Une conférence sur Proust dans un camp soviétique, un témoignage poignant sur la force de la mémoire littéraire.
Joseph Czapski, officier polonais, peintre et intellectuel, fut prisonnier du camp soviétique de Griazowietz pendant l’hiver 1940-1941. C’est là qu’il prononça ce texte, dans le cadre d’un cycle de conférences des prisonniers, tentative d’animer le camp et de faire face au désarroi matériel et spirituel. Czapski choisit donc Proust et son œuvre. Et il écrit sans bibliothèque autre que celle de sa mémoire. Signe déjà d’une affinité secrète qu’il établit avec son auteur.
Fin connaisseur de la culture française, Czapski en décrit la complexité de manière nuancée. Les croquis et les notes au crayon reproduites au sein de l’ouvrage montrent des noms et des dates qui s’entrecroisent dans de grandes toiles historiques. Ces réseaux prennent parfois la forme de fleurs et de végétaux. Sa vision historique est souple et dynamique. Il dresse ainsi un tableau fascinant de l’art français à la fin du XIXe au début du XXe. Il souligne la perméabilité du réalisme et du symbolisme et voit en Degas la synthèse suprême des sensibilités de l’époque.
L’œuvre de Proust se présente alors comme une synthèse artistique et spirituelle de ces acquis, une œuvre qui se nourrit de l’art pictural mais aussi de la tradition littéraire française. De plus, Czapski montre un Proust sensible en particulier à la rigueur morale filtrée par l’expérience religieuse, comme le montre la description pascalienne du monde comme vanité des vanités. Beauté physique, sensualité, pouvoir social et richesse, tout est voué à la corruption par le temps. Seul l’art peut racheter cette déchéance.
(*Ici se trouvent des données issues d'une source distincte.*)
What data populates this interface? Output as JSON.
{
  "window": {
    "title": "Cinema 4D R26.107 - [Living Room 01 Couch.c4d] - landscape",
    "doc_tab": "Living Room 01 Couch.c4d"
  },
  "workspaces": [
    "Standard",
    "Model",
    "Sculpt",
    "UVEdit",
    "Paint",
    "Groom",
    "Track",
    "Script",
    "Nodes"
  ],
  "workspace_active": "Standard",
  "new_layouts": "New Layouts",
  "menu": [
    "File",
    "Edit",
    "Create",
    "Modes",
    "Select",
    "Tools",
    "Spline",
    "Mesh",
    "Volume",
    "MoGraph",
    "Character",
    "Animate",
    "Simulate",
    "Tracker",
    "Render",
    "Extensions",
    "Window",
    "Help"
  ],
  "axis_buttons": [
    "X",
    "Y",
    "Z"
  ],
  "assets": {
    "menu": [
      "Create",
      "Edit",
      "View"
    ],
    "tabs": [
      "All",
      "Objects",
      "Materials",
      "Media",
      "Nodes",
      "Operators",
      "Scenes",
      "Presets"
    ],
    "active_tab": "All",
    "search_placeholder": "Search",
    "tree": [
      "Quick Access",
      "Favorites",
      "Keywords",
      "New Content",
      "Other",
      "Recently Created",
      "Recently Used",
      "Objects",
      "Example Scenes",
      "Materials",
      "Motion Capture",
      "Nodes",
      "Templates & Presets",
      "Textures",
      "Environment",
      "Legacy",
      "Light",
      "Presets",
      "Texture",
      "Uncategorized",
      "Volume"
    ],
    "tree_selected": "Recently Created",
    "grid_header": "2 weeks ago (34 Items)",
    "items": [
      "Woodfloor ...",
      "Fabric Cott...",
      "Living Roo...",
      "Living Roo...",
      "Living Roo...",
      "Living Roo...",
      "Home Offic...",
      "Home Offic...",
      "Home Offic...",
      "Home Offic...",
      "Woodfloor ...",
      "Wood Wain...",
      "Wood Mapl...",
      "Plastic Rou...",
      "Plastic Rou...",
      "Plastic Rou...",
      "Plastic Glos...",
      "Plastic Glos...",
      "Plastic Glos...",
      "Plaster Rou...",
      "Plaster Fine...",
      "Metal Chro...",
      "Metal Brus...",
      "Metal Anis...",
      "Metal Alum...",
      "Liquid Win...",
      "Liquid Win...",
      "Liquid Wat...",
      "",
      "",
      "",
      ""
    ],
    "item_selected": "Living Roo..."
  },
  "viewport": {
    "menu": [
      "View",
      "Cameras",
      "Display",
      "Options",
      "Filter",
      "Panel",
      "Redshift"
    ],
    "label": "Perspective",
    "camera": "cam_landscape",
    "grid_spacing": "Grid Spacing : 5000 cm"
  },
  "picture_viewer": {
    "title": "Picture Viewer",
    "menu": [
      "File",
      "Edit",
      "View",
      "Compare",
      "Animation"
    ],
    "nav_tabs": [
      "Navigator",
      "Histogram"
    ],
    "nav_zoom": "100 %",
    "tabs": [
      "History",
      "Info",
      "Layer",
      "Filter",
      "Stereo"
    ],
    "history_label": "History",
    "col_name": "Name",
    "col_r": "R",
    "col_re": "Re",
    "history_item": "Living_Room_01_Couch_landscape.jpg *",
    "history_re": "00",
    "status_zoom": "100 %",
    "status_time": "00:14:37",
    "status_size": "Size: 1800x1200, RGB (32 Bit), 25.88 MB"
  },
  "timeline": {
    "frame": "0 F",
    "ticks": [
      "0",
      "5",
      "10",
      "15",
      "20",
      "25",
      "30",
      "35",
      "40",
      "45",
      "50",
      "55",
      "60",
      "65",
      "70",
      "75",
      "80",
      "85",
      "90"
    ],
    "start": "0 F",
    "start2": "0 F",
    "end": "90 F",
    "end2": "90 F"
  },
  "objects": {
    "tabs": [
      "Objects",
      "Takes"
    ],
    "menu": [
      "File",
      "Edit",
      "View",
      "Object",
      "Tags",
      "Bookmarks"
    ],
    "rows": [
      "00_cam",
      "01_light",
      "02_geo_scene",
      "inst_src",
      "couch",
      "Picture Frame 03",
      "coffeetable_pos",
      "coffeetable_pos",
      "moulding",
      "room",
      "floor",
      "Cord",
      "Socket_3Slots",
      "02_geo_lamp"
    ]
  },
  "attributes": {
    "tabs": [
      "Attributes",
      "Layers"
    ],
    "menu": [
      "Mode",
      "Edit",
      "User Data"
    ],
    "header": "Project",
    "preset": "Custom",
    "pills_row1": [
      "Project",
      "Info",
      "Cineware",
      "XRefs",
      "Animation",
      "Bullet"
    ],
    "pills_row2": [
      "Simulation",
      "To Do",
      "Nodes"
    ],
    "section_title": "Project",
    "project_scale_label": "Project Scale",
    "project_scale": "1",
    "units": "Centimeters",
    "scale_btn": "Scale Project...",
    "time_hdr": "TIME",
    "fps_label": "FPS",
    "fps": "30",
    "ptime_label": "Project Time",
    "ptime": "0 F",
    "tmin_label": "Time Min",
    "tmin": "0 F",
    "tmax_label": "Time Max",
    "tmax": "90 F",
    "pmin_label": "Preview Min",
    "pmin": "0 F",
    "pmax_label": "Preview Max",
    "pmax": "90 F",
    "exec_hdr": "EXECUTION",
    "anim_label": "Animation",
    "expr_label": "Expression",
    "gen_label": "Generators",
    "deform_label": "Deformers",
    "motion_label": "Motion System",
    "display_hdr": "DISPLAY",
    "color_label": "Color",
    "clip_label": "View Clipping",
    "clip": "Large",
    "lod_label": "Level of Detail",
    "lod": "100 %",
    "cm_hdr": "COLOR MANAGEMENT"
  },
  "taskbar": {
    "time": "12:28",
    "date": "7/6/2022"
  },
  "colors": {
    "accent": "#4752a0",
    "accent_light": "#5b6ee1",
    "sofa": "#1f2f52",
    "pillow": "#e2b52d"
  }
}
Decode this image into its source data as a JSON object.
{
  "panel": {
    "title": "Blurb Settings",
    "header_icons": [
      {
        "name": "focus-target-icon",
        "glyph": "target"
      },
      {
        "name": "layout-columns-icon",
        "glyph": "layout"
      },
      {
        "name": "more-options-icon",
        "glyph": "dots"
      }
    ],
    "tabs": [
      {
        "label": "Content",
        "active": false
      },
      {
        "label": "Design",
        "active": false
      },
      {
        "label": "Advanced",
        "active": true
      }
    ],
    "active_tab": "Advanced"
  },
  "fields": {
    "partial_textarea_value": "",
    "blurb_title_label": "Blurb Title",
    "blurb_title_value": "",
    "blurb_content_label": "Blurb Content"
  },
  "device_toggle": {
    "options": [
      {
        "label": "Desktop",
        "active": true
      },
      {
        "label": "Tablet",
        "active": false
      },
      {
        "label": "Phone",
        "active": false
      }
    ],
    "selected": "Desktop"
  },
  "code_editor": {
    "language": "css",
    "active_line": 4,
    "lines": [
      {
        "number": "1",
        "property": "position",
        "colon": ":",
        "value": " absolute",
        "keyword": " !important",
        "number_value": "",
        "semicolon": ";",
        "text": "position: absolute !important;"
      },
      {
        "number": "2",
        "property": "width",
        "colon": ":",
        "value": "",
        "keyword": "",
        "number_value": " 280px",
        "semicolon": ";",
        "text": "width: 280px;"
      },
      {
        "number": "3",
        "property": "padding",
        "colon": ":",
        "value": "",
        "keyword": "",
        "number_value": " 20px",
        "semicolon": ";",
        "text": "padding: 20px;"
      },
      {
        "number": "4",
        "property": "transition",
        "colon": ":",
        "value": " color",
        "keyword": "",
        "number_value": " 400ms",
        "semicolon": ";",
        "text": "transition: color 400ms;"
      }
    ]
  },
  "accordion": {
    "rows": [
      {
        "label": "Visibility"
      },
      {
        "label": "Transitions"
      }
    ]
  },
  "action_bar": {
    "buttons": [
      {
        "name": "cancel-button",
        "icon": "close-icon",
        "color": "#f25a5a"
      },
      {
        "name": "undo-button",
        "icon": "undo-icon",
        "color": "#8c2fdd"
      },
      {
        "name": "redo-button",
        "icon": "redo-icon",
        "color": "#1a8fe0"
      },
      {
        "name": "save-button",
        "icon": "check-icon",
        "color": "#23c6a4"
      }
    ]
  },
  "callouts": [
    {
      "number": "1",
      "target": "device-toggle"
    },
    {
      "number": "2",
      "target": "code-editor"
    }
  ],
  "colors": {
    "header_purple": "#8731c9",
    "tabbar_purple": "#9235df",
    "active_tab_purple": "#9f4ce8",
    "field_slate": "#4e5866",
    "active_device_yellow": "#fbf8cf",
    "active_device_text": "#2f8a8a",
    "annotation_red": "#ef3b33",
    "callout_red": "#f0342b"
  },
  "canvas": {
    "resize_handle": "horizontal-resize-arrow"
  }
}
De nombreux passages fébriles sur la biographie de Proust font de cet essai-conférence un portrait vivant. Czapski rappelle la maladie, la souffrance et le rapport pathologique de Proust au réel : Proust dans sa pièce calfeutrée de liège, Proust ne sortant pas de sa voiture pour contempler les pommiers en fleurs. L’accent est mis sur l’humanité souffrante de l’auteur, sur les expériences universelles qu’il confie à son œuvre (la vie en société, la rupture amoureuse, le deuil) et où tous peuvent se retrouver.
Dès lors, contrairement à toute vision édulcorée, Czapski rappelle aussi les nombreuses facettes de la Recherche, en s’appuyant sur des épisodes choisis avec soin ; il souligne par exemple l’observation proustienne de la cruauté sociale et mondaine et la description de la sexualité sous toutes ses formes. Une connaissance si précise – appuyée, on l’a dit, sur de nombreuses citations retenues par cœur – montre la portée de l’œuvre proustienne dans un contexte pourtant éloigné, et extrême. Ainsi, la traduction polonaise de Boy Zelenski aurait même la qualité ambivalente de dénouer la syntaxe proustienne pour en donner une version plus aplanie et donc plus compréhensible .
Exploit littéraire, synthèse précise, cet ouvrage reste enfin un document historique hors pair. L’étude de l’effort proustien de rendre la vie par l’écriture, depuis la maladie jusqu’à l’agonie, devient un miroir de la situation bien plus extrême de Czapski et ses compagnons. Écrivant depuis le camp de concentration, Czapski choisit Proust comme symbole de survie. Primo Levi se souvint, dans un autre contexte, du célèbre Ulysse dantesque, porteur d’un message d’humanisme. Ainsi, au-delà des frontières établies, la mémoire des textes, leur présence, leur vécu, sont une source de savoir et de pouvoir contre le pire. Jusqu’où permettent-ils de résister contre la barbarie et sa banalité ? La mémoire d’une telle conférence, ici précieusement consignée, ne cesse de marteler cette question.